Bir bakıma ankete gerek bile yok, çarşıya pazara çıktığınız zaman, AK Parti’nin ne denli eridiği ayan beyan orta yerde duruyor.

Böylesine bir ortamda AK Parti iktidarı, devletin tüm gücünü kullanarak CHP’nin kaleleri konumundaki belediyelere sorgusuz sualsiz operasyonlar düzenliyor, belediye başkanları ve bürokratları gözaltına alıyor.

Bir bakıma halkın desteği anlamında CHP’de işler yolunda giderken, bir bakıma da yargı sopası ile CHP’li belediyeler üzerinde kurulan baskı partiyi zora sokuyor.

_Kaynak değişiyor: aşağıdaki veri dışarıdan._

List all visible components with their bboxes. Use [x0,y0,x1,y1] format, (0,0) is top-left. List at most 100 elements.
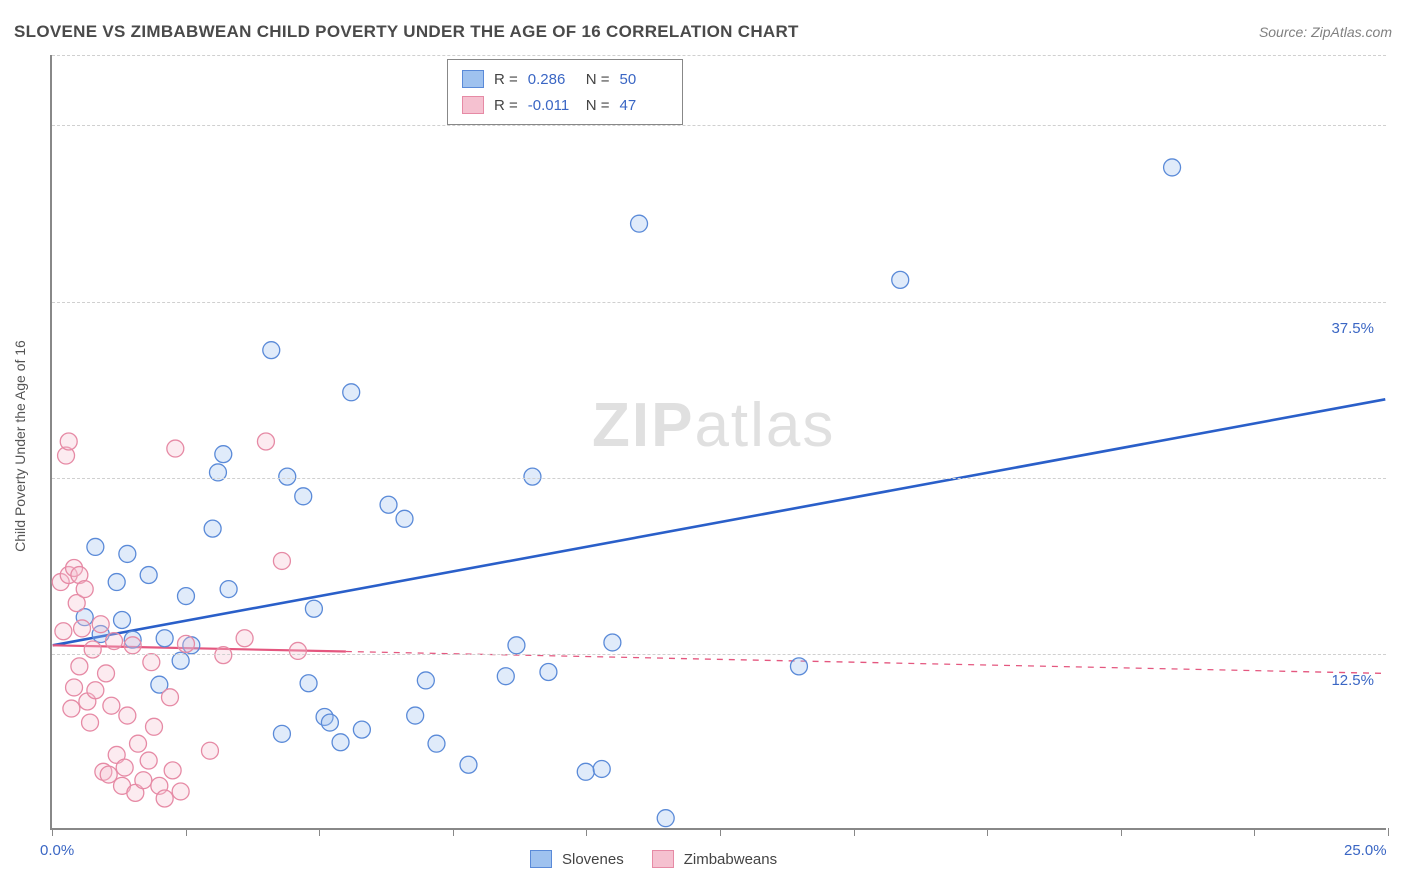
data-point [74,620,91,637]
watermark-bold: ZIP [592,391,694,460]
data-point [127,784,144,801]
chart-title: SLOVENE VS ZIMBABWEAN CHILD POVERTY UNDE… [14,22,799,42]
data-point [143,654,160,671]
data-point [119,707,136,724]
data-point [164,762,181,779]
data-point [790,658,807,675]
data-point [657,810,674,827]
data-point [92,616,109,633]
scatter-points-layer [52,55,1386,828]
data-point [60,567,77,584]
trend-line [53,645,346,651]
data-point [497,668,514,685]
data-point [146,718,163,735]
n-value: 50 [620,71,668,88]
data-point [201,742,218,759]
data-point [87,682,104,699]
x-tick [1121,828,1122,836]
data-point [95,763,112,780]
data-point [172,783,189,800]
x-tick [52,828,53,836]
data-point [58,447,75,464]
data-point [183,637,200,654]
legend-swatch [530,850,552,868]
data-point [106,633,123,650]
trend-lines-layer [52,55,1386,828]
data-point [604,634,621,651]
x-tick [854,828,855,836]
legend-item: Zimbabweans [652,846,777,872]
data-point [60,433,77,450]
data-point [162,689,179,706]
data-point [428,735,445,752]
data-point [316,708,333,725]
data-point [524,468,541,485]
y-tick-label: 37.5% [1331,320,1374,337]
data-point [343,384,360,401]
n-value: 47 [620,97,668,114]
data-point [1164,159,1181,176]
data-point [305,600,322,617]
data-point [353,721,370,738]
data-point [119,545,136,562]
data-point [52,574,69,591]
plot-area: ZIPatlas R =0.286N =50R =-0.011N =47 12.… [50,55,1386,830]
data-point [114,612,131,629]
data-point [114,777,131,794]
n-label: N = [586,71,610,88]
data-point [151,676,168,693]
data-point [380,496,397,513]
data-point [540,664,557,681]
data-point [236,630,253,647]
x-tick [186,828,187,836]
watermark: ZIPatlas [592,390,835,461]
data-point [460,756,477,773]
series-legend: Slovenes Zimbabweans [530,846,777,872]
data-point [204,520,221,537]
header: SLOVENE VS ZIMBABWEAN CHILD POVERTY UNDE… [14,18,1392,46]
data-point [577,763,594,780]
data-point [892,271,909,288]
data-point [84,641,101,658]
legend-swatch [462,96,484,114]
data-point [103,697,120,714]
gridline [52,654,1386,655]
data-point [215,647,232,664]
data-point [135,772,152,789]
data-point [407,707,424,724]
data-point [151,777,168,794]
r-value: 0.286 [528,71,576,88]
data-point [124,631,141,648]
watermark-light: atlas [694,391,835,460]
n-label: N = [586,97,610,114]
x-tick [586,828,587,836]
data-point [140,567,157,584]
legend-swatch [462,70,484,88]
data-point [396,510,413,527]
data-point [98,665,115,682]
data-point [156,630,173,647]
data-point [156,790,173,807]
data-point [124,637,141,654]
data-point [508,637,525,654]
x-tick [319,828,320,836]
data-point [82,714,99,731]
r-value: -0.011 [528,97,576,114]
r-label: R = [494,97,518,114]
legend-swatch [652,850,674,868]
gridline [52,478,1386,479]
data-point [220,581,237,598]
data-point [71,567,88,584]
data-point [108,746,125,763]
data-point [215,446,232,463]
source-label: Source: ZipAtlas.com [1259,24,1392,40]
x-tick [1254,828,1255,836]
legend-item: Slovenes [530,846,624,872]
data-point [100,766,117,783]
legend-row: R =0.286N =50 [462,66,668,92]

Bu tablo ortadayken, Eylül ayında ‘mutlak butlan’ tartışmalarının tekrar alevlenmesi beklenirken ve belki de bu tartışmaları sonlandırmak adına CHP Genel Merkezi tarafından kongre süreci başlatılmışken, hiç kimsenin tasvip etmediği birtakım olaylar cereyan ediyor.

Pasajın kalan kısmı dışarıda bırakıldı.